TRADISI PERILAKU KEAGAMAAN NU (Makesta)

JUDUL                      : TRADISI PERILAKU KEAGAMAAN NU
Tingkat                                 :  MAKESTA ( Ranting, PK Sekolah dan Pesantren )
Tujuan Materi                    :  Mengerti dan memahami tradisi NU serta dasar hukumnya berikut fadhilah dan                                                          penerapannya.
Sifat                                       :  Doktrinatif
Pokok Bahasan                   :  
1.       Tradisi NU, pengertian dan dasar hukumnya (Tahlil, Qunut, Diba’, ziarah qubur, Khaul, tarawih 20 rakaat, adzan 2 dalam jum’at, talqin dsb. )
2.        Fadzilah, Khilafiahnya dan penerapannya
Bahan bacaan                     :
1.        TRADISI ORANG – ORANG NU – H. Munawir Abdul Fatah.Pustaka Pesantren ( kelompompok Penerbit LkiS Yogyakarta. Cet I 2006.
2.        Ke – NU – an . Buku Pertama – Buku Ketiga. PW.Ma’arif DIY.1981
3.        Majalah RISALAH. PBNU Jakarta.


Tidak bisa kita pungkiri bahwa salah satu penyebab Nahdlatul Ulama hadir sebagai sebuah lembaga , antara lain, sebagai reaksi atas gerakan puritanisme Wahabi yang gemar menuding pihak lain sebagai ahli bid’ah dan sesat. Tak henti – hentinya kaum wahabi terus mempersoalkan tradisi tersebut dan menganggap upaya untuk membersihkannya dari muka bumi sebagai jihad suci yang jika perlu bisa dilakukan dengan prinsip Fasist yang cenderung menghalalkan segala cara.
Pada dasarnyan NU adalah sebuah identitas kultural keagamaan yang dianut mayoritas umat Islam Nusantara. Apapun jabatan dan profesinya, apapun pendidikan dan keahliannya, apapun partai dan pilihan politiknya, jika sholat subuh membaca Qunut, ketika keluarganya meninggal melakukan tadarrus dan tahlil, atau ketika bulan Maulud mereka gemar mendendangkan syair puji – pujian dan sholawat untuk kanjeng Nabi Muhammad, minimal tidak membid’ahkannya, berarti mereka adalah orang – orang NU.
Cacian, hujatan terhadap perilaku dan tradisi keberagamaan NU seakan tak pernah berhenti dan terus mengalami ujian eksistensi.
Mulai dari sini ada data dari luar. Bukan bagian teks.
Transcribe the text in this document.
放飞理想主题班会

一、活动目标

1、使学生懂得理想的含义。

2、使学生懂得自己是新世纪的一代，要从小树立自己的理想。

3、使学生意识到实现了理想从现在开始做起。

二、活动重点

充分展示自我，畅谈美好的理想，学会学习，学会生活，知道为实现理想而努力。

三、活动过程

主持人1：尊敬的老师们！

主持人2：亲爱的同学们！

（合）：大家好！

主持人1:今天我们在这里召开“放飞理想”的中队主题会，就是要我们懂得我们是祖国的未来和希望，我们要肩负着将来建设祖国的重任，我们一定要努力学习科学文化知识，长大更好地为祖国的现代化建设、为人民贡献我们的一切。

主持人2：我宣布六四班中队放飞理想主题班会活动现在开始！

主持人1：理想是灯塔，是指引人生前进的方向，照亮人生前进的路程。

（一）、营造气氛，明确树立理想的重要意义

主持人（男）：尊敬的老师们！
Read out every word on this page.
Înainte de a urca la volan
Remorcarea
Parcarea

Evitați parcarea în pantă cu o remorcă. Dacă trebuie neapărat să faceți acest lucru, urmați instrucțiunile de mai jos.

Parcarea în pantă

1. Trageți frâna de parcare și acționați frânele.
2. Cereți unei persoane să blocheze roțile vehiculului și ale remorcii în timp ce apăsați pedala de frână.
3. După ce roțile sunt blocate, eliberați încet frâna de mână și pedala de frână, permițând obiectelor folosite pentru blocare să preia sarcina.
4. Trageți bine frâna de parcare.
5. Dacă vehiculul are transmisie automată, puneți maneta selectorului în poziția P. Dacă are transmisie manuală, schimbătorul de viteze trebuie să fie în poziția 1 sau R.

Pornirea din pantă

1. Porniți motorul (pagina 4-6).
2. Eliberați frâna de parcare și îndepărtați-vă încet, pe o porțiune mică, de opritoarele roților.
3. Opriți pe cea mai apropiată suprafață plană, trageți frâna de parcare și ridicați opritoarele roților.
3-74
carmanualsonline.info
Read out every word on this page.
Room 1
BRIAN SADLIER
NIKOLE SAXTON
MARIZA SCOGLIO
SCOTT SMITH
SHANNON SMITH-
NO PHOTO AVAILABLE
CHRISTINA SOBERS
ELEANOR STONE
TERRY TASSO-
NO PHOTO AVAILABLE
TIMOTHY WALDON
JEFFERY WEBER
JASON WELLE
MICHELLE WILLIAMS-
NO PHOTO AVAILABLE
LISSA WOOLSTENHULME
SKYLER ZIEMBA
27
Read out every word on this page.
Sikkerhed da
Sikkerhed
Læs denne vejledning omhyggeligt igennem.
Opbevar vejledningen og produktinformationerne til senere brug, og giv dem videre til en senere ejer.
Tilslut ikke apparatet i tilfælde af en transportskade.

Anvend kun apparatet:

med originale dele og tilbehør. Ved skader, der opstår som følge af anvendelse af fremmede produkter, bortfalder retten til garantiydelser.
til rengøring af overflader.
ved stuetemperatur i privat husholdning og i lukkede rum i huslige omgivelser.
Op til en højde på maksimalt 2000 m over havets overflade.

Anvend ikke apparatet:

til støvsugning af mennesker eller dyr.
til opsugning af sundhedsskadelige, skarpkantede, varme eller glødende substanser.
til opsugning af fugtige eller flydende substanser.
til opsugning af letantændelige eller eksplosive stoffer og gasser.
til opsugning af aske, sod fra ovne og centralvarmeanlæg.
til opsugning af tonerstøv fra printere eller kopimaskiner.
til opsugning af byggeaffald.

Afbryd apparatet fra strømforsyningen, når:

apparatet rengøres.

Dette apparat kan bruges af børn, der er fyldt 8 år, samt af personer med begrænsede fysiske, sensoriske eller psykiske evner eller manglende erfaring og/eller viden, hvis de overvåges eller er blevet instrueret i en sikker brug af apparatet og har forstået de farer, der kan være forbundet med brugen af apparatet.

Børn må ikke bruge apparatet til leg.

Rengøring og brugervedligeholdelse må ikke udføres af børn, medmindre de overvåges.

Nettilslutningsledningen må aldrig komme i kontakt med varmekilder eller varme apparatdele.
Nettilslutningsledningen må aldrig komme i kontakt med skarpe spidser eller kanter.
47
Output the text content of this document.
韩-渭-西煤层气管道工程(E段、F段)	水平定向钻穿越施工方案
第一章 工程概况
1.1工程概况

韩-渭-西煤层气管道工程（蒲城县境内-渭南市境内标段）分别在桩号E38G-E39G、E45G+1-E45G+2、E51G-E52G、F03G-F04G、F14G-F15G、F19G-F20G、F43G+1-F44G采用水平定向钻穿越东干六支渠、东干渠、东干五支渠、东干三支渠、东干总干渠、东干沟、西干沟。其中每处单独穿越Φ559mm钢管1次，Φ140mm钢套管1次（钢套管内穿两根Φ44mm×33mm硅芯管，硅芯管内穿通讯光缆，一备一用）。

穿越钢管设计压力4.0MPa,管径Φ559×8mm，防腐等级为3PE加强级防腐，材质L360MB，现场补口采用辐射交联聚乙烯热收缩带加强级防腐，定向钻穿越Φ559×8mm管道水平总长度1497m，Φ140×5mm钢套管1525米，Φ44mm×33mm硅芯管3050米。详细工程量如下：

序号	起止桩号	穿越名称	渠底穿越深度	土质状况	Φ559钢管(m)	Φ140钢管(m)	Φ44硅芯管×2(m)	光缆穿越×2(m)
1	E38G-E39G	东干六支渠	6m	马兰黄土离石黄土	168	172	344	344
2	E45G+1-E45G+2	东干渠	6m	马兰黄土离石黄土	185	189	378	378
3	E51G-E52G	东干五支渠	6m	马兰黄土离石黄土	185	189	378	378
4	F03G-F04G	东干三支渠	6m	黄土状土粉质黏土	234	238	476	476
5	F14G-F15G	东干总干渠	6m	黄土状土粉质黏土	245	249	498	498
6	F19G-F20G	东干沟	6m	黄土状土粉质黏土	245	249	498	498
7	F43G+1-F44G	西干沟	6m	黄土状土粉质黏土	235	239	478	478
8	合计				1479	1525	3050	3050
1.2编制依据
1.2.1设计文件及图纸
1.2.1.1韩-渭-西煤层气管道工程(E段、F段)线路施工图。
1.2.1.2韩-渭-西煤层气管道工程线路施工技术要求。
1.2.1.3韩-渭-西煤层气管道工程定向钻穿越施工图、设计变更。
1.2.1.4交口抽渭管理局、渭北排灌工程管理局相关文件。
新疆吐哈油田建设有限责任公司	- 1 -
Terlebih akhir ikhir ini semakin banyak gerakan “Islam Baru” yang gencar melakukan ekspansi ke kantong dan basdis basis NU. Hal I ini dilakukan sembari mengkampanyekan bahwa Sebagaian besar amalan ibadah NU adalah Bid’ah / mengada – ada perbuatan dalam beribadah yang tidak diajarkan oleh agama ( Rosulullah ). Sehingga mereka menyerukan langsung merujuk kepada Al Qur’an dan Hadits.
Melihat keadaan yang demikian mestinya kita tidak bisa tinggal diam. Terlebih sudah banyak jama’ah nahdliyin yang sudah mulai goyah dan “kepincut” dengan kampanye mereka. Keadaan semakin parah ketika didapati kenyataan bahwa kebanyakan dari mereka yang mulai goyah adalah kader muda yang mempunya potensi akademik tinggi atau minimal mengenyam pendidikan di Lembaga pendiodikan yang bonafide. Sementara dasar keberagamaan mereka lemah. Nah, dalam kerangka inilah perlu kiranya kita melacak ulang Dasar hukum, rasionalisasi dari tradisi, perilaku keagamaan kita. 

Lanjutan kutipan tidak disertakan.